Defesa de Bolsonaro apela ao 'vai que cola' sobre o uso eleitoral do 7/9
O TSE deve condenar Jair Bolsonaro pelo uso eleitoral das comemorações do Bicentenário da Independência, em 7 de Setembro do ano passado, reforçando sua inelegibilidade. Em julgamento retomado, nesta quinta (26), os ministros irão se debruçar sobre uma justificativa involuntariamente cômica apresentada pelos advogados do ex-presidente, que pedem a absolvição com base em um pedaço de pano.
Tal como aconteceu com a palestra que deu a embaixadores para atacar o sistema de votação, no Palácio do Alvorada, motivo da primeira condenação, Bolsonaro é acusado de também se beneficiar de dinheiro público para fins eleitorais neste caso.
Nas ações, a defesa abraçou o argumento de que havia "clara diferenciação, com bordas cirúrgicas limpas e delimitadas" entre as atividades oficiais e os comícios eleitorais. Ou seja, entre o momento de celebração oficial e de ato eleitoral. E, detalhe, uma das "provas" seria que Jair ostentava a faixa presidencial nas atividades oficiais e não estava com ela no comício.
"Após o encerramento do evento, [Jair] se dirigiu ao local e, sem a faixa presidencial, discursou, na fase posterior do evento oficial, somente para aquelas pessoas que se deslocaram para o local e se dispuseram a ouvir", afirmaram os advogados.
Sim, foi isso mesmo o que você leu. Com faixa, presidente da República Federativa do Brasil, sem faixa, candidato à reeleição. Ignorando que o presidente e o candidato à reeleição continuavam a mesma pessoa, beneficiando-se da estrutura e do público oriundos do ato oficial com o presidente.
Quando tratei disso pela primeira vez, dei o nome de "Defesa Clark Kent": com óculos, um pacato jornalista do Planeta Diário, sem óculos, o todo-poderoso Super-Homem, último filho de Krypton.
A defesa ainda diz que "não existiu qualquer aproveitamento, intencional ou não, da estrutura do 7 de Setembro para fins eleitorais", concluindo-se que houve, "ao fim e ao largo do evento oficial, simplesmente, uma singela demonstração da força política de Bolsonaro".
As celebrações do Bicentenário foram cirurgicamente pensadas para servirem às necessidades do presidente, que se aproveitou de uma data cívica especial para sobrepor um comício. Pessoas que estavam interessadas em ver a festa também tiveram que participar de uma micareta eleitoral. O ato serviu para produzir imagens que foram usadas largamente na campanha para mostrar que ele tinha apoio popular.
Não só isso. O procurador-geral Eleitoral, Paulo Gonet, destacou que Bolsonaro usou as Forças Armadas, atores da celebração do 7 de Setembro, para a sua campanha.
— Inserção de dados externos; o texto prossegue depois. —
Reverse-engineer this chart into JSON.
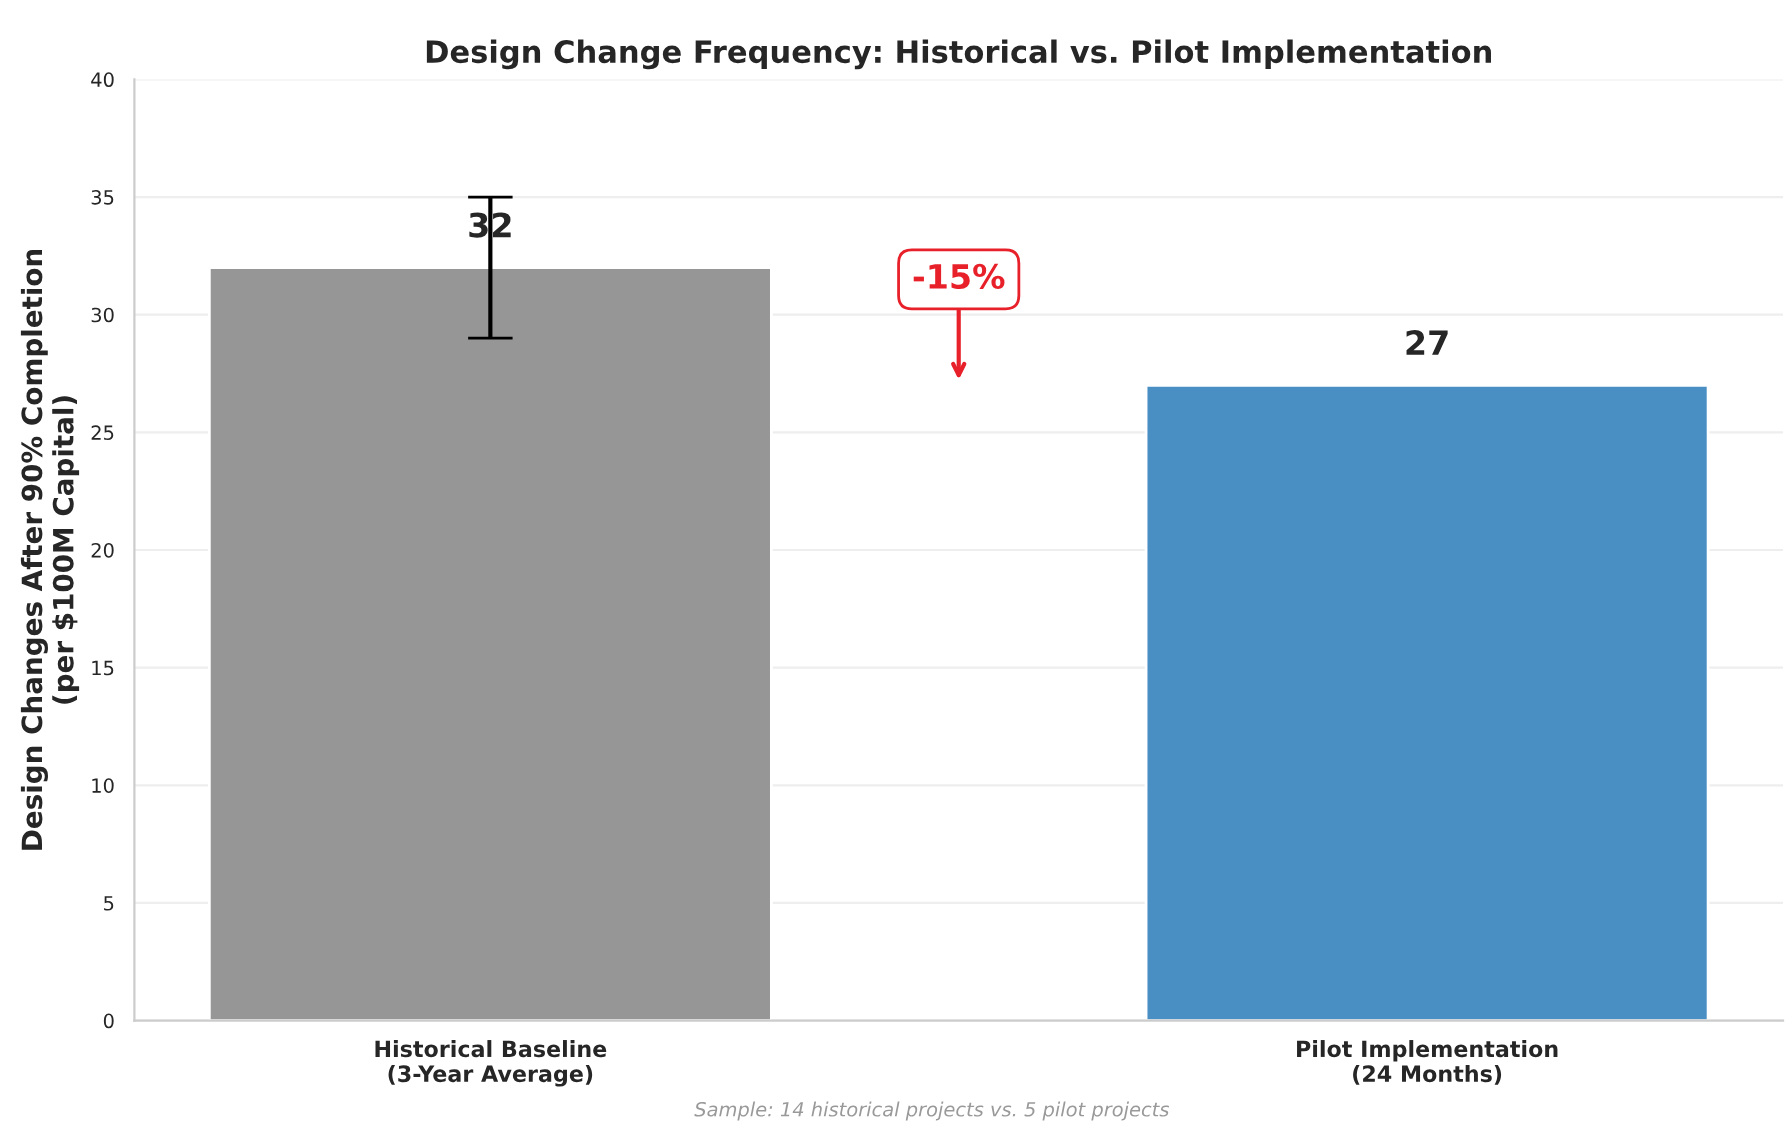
{
  "chart_data": {
    "type": "bar",
    "title": "Design Change Frequency: Historical vs. Pilot Implementation",
    "ylabel": "Design Changes After 90% Completion\n(per $100M Capital)",
    "categories": [
      "Historical Baseline\n(3-Year Average)",
      "Pilot Implementation\n(24 Months)"
    ],
    "values": [
      32,
      27
    ],
    "colors": [
      "#969696",
      "#4a8fc4"
    ],
    "errors": [
      [
        29,
        35
      ],
      null
    ],
    "data_labels": true,
    "ylim": [
      0,
      40
    ],
    "yticks": [
      0,
      5,
      10,
      15,
      20,
      25,
      30,
      35,
      40
    ],
    "grid": "y",
    "annotations": [
      "-15%",
      "Sample: 14 historical projects vs. 5 pilot projects"
    ]
  }
}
"O quadro do 7 de Setembro de 2022 expunha à população a imagem dessa finalidade que a ordem jurídica quer evitar, entre o agente político em campanha à reeleição e as Forças Armadas. A associação do candidato com o referido apoio das Forças Armadas se revela de sensível gravidade para a regularidade das eleições', afirmou.
E sobre a questão da faixa presidencial, Gonet foi incisivo, chamando o teatro de "aparatosa audácia":
"A retirada da faixa presidencial quando do breve deslocamento do palanque oficial para o eleitoral, em Brasília, nessas circunstâncias, assume medidas de aparatosa audácia. O gesto diz mais do que se queria fazer crer do que daquilo que se estava a realizar. A ênfase no gesto mostra que o candidato sabia que não poderia estar na condição de Presidente da República no palanque de finalidade eleitoral. O gesto, afinal, se desvaneceu, diante do conjunto dos comportamentos e dos fatos ocorridos no mesmo dia", disse.
Por essa lógica, bastaria Bolsonaro estar despido da faixa presidencial para não ser considerado um crime de responsabilidade as ações e omissões que tomou na pandemia de covid-19 e que levaram a mais de 700 mil mortos.
Ele foi presidente de 1º de janeiro de 2019 a 31 de dezembro de 2022 (mesmo tendo fugido para a Flórida um dia antes). E terá que responder por todos os atos nesse período.